In the CM model, human beings are considered adaptable, self-regulating, creative biological systems. Illness/disease is a disturbed life process with causes at physical, emotional, social, mental, spiritual levels. Patients themselves take responsibility for their mental and physical health. Treatment involves mobilising and stimulating self-regulating capacity, restoring the balance in the psychosomatic system with the eventual aim: creating and maintaining the health and wellbeing and reinforcing the autonomy and resilience of the patient. Care is individualised, and the responsibility lies with both the health professional and the patient.

CM therapies are not explicitly directed at attacking the symptoms or the primary underlying pathology but reinforcing the resilience, resistance, and immune system, raising the overall health level and pushing back the disease state. Improving the level of health implies reducing the susceptibility to illness and disease and addressing any already existing disease process. As such CM approaches are not limited to simply addressing certain medical conditions but are universally applicable to patients suffering or threatened by all kinds of diseases. They can often be used as early first therapeutic options, thus significantly reducing the need for high-impact, high-cost interventions with potential adverse effects and long-term dependency on conventional medication. In the case of infectious diseases CM modalities, by their capacity to boost the immune system, can reduce the need for antibiotics and the problem of antimicrobial resistance.

Central to the CM perspective is the concept of salutogenesis. It describes an approach focusing on factors that support human health and wellbeing rather than factors that cause disease. Salutogenesis explores why some people stay healthy in the face of hazardous influences while others, faced with similar pathogenic factors or other difficulties, fall ill. Thus, the ultimate objective of health promotion is to highlight and facilitate the essential prerequisites for maintaining health.

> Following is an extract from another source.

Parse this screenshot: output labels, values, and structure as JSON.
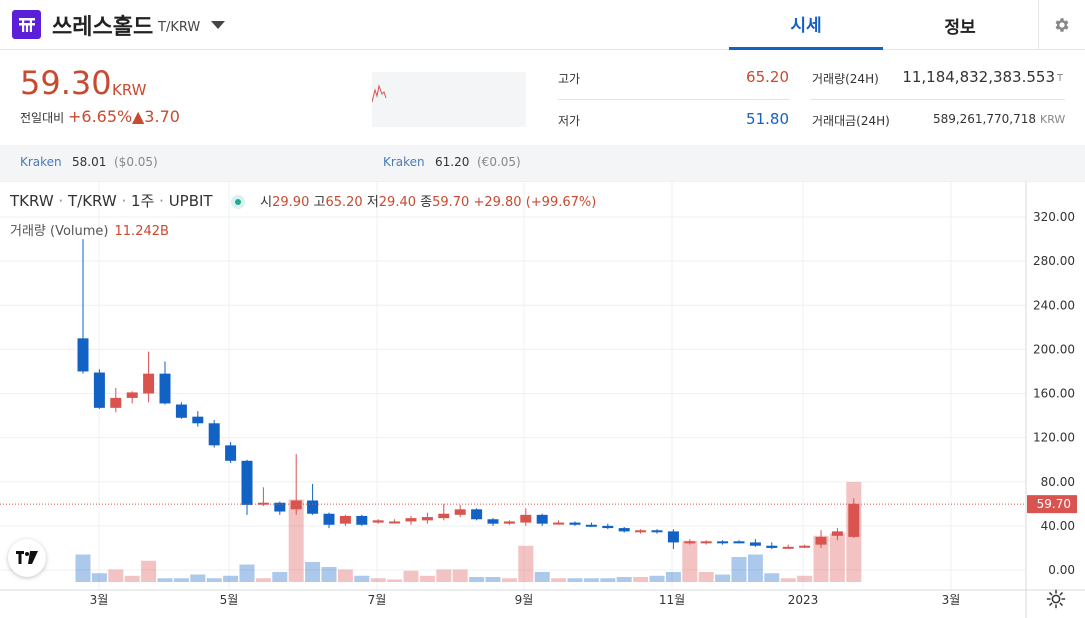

Salutogenesis provides the theoretical foundation of health promotion, including the WHO Ottawa charter, one of the most fundamental documents for the international health promotion movement.

The CM model also has its limitations, notably in severe, life-threatening diseases (sepsis, cancer, etc.). In these critical situations, biomedical interventions are indispensable and should explicitly be given primacy because the protection of life itself always has the highest priority. Sometimes the condition is too far out of balance for the self-regenerating capacity; then biomedical interventions are needed to give the body time to deal with the matter itself: setting up a broken leg, surgery, medication to reduce disruptive or harmful symptoms to a viable or acceptable level and the like. Complementary therapies are then relegated to a secondary complementary role.